La Cinémathèque de Tunis a projeté, mardi soir, un film-culte, « Méphisto » d’István Szabó. Une histoire de concession et de compromission d’un acteur de théâtre avec le régime nazi. L’œuvre a reçu l’Oscar du meilleur film étranger en 1982.
C’est dans le cadre d’un cycle dédié à l’actrice polonaise Krystina Janda que «Méphisto» a été présenté au public. L’histoire raconte l’ascension d’un brillant et ambitieux acteur de province dans l’Allemagne des années 30, Hendrik Hoefgen. Malgré un penchant pour les idéaux communistes, l’artiste se soucie peu de la montée des Nazis. Opportuniste à souhait, il épouse la fille d’un éminent professeur pour pouvoir accéder au Théâtre national de Berlin et profitant de la prise du pouvoir par les Nazis, il devient très populaire dans le rôle de Méphisto dans la pièce ‘‘Faust’’ de Goethe, vendant son âme aux hommes de Hitler comme Faust. Il sacrifie pour cela amis, amante et valeurs. Le réalisateur, István Szabó, le plus germanique des cinéastes hongrois, revient ici sur un thème qui l’obsède : comment les individus ont pu tolérer, s’adapter et s’accommoder avec un régime totalitaire. Servi par un acteur autrichien aux traits machiavéliques aussi talentueux que Klaus Maria Brandauer, le réalisateur explore l’art du transformisme des comédiens de théâtre, leur jeu et double jeu, dans le cas de Hendrik Hoefgen. Mais qui sont-ils réellement et à quoi croient-ils cacher derrière leurs masques et accoutrements ?
Pour le comédien Hoefgen, qui joue avec le diable et pense se jouer de lui, le questionnement — quasi existentialiste — est constant : jusqu’où peut-il aller dans son implication avec la dictature ? Devenu propagandiste du régime et directeur du Théâtre national, servant à son public les fondements de la culture aryenne voulue par le nazisme, il se laisse absorber par la spirale de l’allégeance et de la soumission, qui atteint la mainmise de ses «bienfaiteurs» sur sa vie privée. Tout l’art du réalisateur est de faire deviner l’arrière -champ du théâtre : l’ampleur de la violence qui se cache derrière des bals et des mondanités berlinoises de ces années 30. Derrière l’amabilité forcée et le pouvoir absolu du premier ministre se devinent des actions d’épuration des artistes indépendants et des exterminations à caractère ethnique.
La dernière scène du film est époustouflante. Elle montre le comédien piégé dans les faisceaux de lumière que projette sur lui le premier ministre dans un lieu qui ressemble à une immense plateforme de théâtre.
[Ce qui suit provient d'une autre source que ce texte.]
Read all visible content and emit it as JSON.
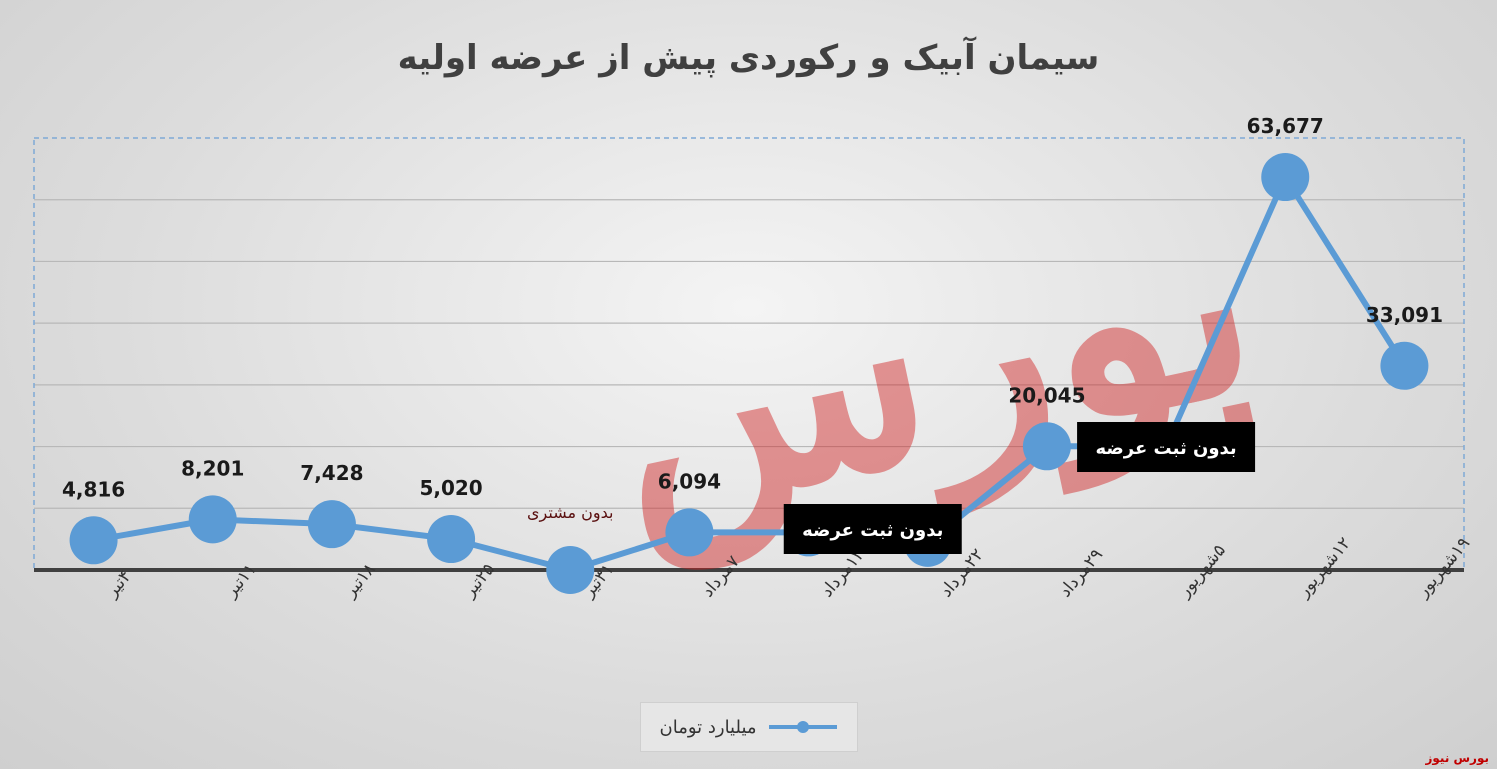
{
  "chart_data": {
    "type": "line",
    "title": "سیمان آبیک و رکوردی پیش از عرضه اولیه",
    "categories": [
      "۴تیر",
      "۱۱تیر",
      "۱۸تیر",
      "۲۵تیر",
      "۳۱تیر",
      "۷مرداد",
      "۱۴مرداد",
      "۲۲مرداد",
      "۲۹مرداد",
      "۵شهریور",
      "۱۲شهریور",
      "۱۹شهریور"
    ],
    "series": [
      {
        "name": "میلیارد تومان",
        "color": "#5b9bd5",
        "values": [
          4816,
          8201,
          7428,
          5020,
          0,
          6094,
          6094,
          4400,
          20045,
          20045,
          63677,
          33091
        ],
        "labels": [
          "4,816",
          "8,201",
          "7,428",
          "5,020",
          "",
          "6,094",
          "",
          "",
          "20,045",
          "",
          "63,677",
          "33,091"
        ]
      }
    ],
    "annotations": [
      {
        "text": "بدون مشتری",
        "category_index": 4,
        "style": "plain"
      },
      {
        "text": "بدون ثبت عرضه",
        "category_index": 7,
        "style": "box"
      },
      {
        "text": "بدون ثبت عرضه",
        "category_index": 9,
        "style": "box"
      }
    ],
    "ylim": [
      0,
      70000
    ],
    "grid": true,
    "legend": "bottom"
  },
  "watermark": {
    "text": "بورس نیوز",
    "color": "#c00000"
  }
}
Les feux de la vanité vont-elles le dévorer tout comme le mythe de Faust ? Il continue toutefois à répéter : «Je ne suis qu’un comédien. Je ne suis qu’un comédien…».
Krystina Janda interprète le rôle de la première épouse d’Hendrik Hoefgen. Bien que très juste dans ce jeu, Krystina Janda n’incarne pas une figure prégnante de Méphisto. Dans le cycle qui lui est consacré et qui se poursuit aujourd’hui à la Cinémathèque avec deux films du réalisateur polonais Anderzej Wajda, «Le Chef d’orchestre» et «L’homme de fer», les rôles qui lui sont attribués mettent beaucoup plus en valeur son talent.